Immobilier: vers un retour à la normale en septembre? (Avis de professionnels)
A la recherche de biens spacieux et confortables, les acquéreurs impactés par le confinement et la crise financière attendent les encouragements de l'Etat et des banques. Les professionnels espèrent une réelle reprise en septembre.
Alors que le volume des transactions immobilières avaient lourdement chuté durant la période de confinement (- 91%), le nombre d’actes enregistrés chez les notaires pendant le mois de juin a augmenté de 25% par rapport au mois précédent mais il ne s'agit pour le moment que d'un frémissement.
"Ce chiffre concerne surtout les ventes initiées avant la pandémie", précise Maître Hafid Oubrayem, Président du conseil régional des notaires de Casablanca.
Une hausse qui présage un retour à la normale pour bientôt, peut-être même en septembre. C’est en tous cas un sentiment que partagent différents professionnels de l’immobilier, contactés par Médias24 ce vendredi 3 juillet.
Ces derniers expliquent ce qui manque au secteur de l'immobilier pour être relancé et dévoilent les attentes des acquéreurs, encore réticents à l'égard des investissements immobiliers.
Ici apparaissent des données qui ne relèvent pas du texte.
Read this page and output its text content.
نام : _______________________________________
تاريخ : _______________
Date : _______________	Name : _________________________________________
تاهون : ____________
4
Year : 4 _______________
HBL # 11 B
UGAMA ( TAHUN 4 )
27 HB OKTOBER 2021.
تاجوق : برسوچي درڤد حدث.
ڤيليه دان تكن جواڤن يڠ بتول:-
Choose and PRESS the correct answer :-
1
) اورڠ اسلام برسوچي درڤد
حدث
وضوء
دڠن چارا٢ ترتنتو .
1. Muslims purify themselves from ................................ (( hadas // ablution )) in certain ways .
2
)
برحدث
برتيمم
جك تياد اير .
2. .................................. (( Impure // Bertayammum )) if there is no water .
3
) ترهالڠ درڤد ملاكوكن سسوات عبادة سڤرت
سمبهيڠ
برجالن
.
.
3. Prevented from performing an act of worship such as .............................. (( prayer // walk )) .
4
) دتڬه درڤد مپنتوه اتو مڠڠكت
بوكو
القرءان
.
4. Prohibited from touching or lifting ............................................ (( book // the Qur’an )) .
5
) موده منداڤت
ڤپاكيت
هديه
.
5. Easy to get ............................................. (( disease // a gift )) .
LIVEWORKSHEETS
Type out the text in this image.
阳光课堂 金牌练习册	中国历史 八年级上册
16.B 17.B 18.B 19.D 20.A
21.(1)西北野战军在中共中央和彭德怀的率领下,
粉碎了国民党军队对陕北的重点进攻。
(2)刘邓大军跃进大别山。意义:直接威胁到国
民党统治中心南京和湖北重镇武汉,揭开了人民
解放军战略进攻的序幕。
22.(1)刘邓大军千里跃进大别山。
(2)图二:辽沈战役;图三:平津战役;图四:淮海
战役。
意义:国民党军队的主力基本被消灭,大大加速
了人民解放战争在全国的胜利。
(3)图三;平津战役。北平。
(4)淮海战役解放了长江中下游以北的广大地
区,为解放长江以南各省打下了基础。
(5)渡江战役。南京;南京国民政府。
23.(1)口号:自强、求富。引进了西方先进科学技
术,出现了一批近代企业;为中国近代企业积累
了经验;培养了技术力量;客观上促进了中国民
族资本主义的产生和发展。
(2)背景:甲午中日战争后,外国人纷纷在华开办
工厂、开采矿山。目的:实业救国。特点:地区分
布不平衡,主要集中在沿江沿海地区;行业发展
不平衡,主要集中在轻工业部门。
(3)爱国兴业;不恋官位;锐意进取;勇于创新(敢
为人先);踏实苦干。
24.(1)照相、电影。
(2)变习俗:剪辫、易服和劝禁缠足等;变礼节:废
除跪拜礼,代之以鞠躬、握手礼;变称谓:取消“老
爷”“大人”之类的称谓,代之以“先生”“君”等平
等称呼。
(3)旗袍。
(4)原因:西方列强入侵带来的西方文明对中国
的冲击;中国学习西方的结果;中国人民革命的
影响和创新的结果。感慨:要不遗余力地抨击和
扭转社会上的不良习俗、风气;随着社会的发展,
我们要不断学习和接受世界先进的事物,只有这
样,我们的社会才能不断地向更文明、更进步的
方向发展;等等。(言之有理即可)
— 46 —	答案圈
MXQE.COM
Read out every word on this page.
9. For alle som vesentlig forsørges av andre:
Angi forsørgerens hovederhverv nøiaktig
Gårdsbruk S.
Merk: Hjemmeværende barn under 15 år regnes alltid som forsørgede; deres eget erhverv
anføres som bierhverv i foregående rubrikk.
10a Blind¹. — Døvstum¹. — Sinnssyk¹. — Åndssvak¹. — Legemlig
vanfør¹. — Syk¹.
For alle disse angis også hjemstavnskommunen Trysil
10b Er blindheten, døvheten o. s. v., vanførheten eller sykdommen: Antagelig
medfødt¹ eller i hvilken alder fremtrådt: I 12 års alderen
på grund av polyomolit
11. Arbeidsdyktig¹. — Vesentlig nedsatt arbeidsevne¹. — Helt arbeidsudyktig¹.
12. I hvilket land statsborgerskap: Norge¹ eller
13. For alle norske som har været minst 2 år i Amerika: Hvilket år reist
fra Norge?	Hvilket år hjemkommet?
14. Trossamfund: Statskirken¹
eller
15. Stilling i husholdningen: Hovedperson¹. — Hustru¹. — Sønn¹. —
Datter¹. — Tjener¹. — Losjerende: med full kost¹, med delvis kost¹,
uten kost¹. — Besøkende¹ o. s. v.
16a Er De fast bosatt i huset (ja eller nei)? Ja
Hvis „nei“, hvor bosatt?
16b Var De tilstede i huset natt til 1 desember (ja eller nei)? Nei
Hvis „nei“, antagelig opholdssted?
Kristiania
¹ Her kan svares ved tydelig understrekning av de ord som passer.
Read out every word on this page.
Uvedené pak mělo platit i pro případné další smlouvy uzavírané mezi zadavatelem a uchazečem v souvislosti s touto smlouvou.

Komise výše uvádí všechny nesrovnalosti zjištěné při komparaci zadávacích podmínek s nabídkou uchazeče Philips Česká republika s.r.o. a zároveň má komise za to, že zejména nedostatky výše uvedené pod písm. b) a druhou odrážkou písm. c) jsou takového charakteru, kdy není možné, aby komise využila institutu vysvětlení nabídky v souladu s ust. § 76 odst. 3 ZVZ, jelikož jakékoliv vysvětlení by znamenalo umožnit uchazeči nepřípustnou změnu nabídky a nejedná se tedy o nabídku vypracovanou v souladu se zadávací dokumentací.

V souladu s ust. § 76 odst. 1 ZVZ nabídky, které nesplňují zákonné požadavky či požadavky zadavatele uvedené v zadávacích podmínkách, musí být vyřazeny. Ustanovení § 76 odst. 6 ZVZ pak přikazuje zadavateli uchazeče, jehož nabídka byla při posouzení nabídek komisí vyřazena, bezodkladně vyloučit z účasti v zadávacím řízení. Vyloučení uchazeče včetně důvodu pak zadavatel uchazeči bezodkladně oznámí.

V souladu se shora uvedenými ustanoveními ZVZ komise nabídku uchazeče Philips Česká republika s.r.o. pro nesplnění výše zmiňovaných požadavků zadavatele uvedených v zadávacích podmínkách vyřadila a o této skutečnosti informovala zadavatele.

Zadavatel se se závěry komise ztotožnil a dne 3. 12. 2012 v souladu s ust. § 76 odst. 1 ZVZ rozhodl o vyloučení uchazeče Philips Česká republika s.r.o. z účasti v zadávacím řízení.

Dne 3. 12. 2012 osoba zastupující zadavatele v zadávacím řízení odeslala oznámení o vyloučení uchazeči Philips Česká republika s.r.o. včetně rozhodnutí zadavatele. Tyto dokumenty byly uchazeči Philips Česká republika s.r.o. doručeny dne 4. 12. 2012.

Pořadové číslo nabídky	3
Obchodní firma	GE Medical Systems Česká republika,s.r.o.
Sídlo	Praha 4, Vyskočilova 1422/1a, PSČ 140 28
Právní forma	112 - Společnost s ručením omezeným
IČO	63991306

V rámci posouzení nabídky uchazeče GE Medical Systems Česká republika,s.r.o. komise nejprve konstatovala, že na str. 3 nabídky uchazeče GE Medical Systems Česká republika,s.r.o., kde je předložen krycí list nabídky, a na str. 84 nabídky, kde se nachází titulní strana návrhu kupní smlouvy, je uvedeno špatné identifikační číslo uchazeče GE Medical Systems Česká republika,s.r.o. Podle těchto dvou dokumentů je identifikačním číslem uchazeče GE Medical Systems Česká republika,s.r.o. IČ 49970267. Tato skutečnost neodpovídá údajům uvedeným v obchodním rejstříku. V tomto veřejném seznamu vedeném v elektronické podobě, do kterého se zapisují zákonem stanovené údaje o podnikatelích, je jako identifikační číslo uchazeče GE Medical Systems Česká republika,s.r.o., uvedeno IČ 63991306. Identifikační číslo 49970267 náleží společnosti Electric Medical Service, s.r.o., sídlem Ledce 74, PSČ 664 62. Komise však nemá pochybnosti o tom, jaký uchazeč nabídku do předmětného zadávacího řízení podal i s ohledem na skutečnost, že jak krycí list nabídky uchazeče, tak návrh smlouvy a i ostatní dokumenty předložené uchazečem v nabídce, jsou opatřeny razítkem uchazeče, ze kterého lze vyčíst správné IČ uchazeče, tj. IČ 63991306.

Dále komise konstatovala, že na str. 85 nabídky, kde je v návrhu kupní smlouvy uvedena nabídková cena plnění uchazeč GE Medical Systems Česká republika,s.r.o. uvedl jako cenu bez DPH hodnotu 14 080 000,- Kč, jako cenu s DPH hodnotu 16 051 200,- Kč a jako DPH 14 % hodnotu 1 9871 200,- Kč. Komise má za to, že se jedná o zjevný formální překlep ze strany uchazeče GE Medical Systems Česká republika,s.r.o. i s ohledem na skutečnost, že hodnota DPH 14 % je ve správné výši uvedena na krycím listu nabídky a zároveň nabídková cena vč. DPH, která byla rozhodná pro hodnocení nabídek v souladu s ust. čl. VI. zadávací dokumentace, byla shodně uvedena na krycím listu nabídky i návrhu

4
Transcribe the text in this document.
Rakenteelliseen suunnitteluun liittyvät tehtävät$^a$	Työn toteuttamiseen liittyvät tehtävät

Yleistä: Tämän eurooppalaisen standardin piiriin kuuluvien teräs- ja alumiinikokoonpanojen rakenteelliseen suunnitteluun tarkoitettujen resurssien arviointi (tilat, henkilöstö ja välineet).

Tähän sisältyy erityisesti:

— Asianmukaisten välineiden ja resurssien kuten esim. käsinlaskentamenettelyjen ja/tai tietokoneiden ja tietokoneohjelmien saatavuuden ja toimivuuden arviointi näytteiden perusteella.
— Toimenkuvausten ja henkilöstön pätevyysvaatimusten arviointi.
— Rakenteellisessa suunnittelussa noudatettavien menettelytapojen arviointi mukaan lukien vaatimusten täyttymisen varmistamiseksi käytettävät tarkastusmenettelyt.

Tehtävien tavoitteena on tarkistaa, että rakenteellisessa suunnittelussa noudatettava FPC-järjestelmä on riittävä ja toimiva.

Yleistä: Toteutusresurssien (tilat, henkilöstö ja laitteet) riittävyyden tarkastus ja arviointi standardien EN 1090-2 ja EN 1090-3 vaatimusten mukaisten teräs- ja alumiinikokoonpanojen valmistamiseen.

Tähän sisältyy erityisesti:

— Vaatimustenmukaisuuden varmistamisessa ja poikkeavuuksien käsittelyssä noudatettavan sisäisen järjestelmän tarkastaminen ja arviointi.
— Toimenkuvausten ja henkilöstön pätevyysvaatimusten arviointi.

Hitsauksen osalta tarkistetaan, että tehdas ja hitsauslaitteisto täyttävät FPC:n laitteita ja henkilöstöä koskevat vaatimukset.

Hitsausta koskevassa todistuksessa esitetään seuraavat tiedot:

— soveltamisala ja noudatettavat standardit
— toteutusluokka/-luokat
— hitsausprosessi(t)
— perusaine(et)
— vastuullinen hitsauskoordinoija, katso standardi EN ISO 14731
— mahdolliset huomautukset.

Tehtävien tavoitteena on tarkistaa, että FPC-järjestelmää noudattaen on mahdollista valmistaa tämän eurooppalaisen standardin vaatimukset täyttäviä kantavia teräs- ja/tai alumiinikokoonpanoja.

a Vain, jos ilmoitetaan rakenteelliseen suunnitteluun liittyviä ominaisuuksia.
Des coups de pouce sont nécessaires à la relance
Pourquoi septembre ? Pour deux raisons. La première est que le déconfinement est très récent. Les potentiels acheteurs sont en pleine prospection et hésitation.
"En temps normal, un deal met entre 2 et 4 mois à se construire", précise William Simoncelli, DG chez Carré Immobilier.
Une estimation confirmée par les co-fondateurs de l’agence "Le bon agent immobilier", Sara El Mahi et Reda Rzig.
La seconde raison qui laisse penser que le mois de septembre serait celui du retour à la normale, concerne les coups de pouce de l’Etat et des établissements financiers très attendus par les acquéreurs et promoteurs.
Selon M. Rzig, "certaines banques prévoient une baisse du taux de crédit immobilier à partir de la semaine prochaine. Cela encouragerait beaucoup plus les éventuels acquéreurs, actuellement bloqués par un large manque de visibilité".
Quant à la loi de Finances rectificative, Maître Mohammed Lazrak, secrétaire général du Conseil national de l’ordre des notaires, assure que les propositions et échanges pour relancer le secteur sont en cours.
"La ministre de l’Habitat a été très à l’écoute et réactive durant la période de confinement et a donné un retour positif à l’égard des propositions de diminution des droits d’enregistrement et droits de la conservation foncière. J’estime qu’un plan de relance doit absolument prévoir ce type d’encouragements", déclare le notaire.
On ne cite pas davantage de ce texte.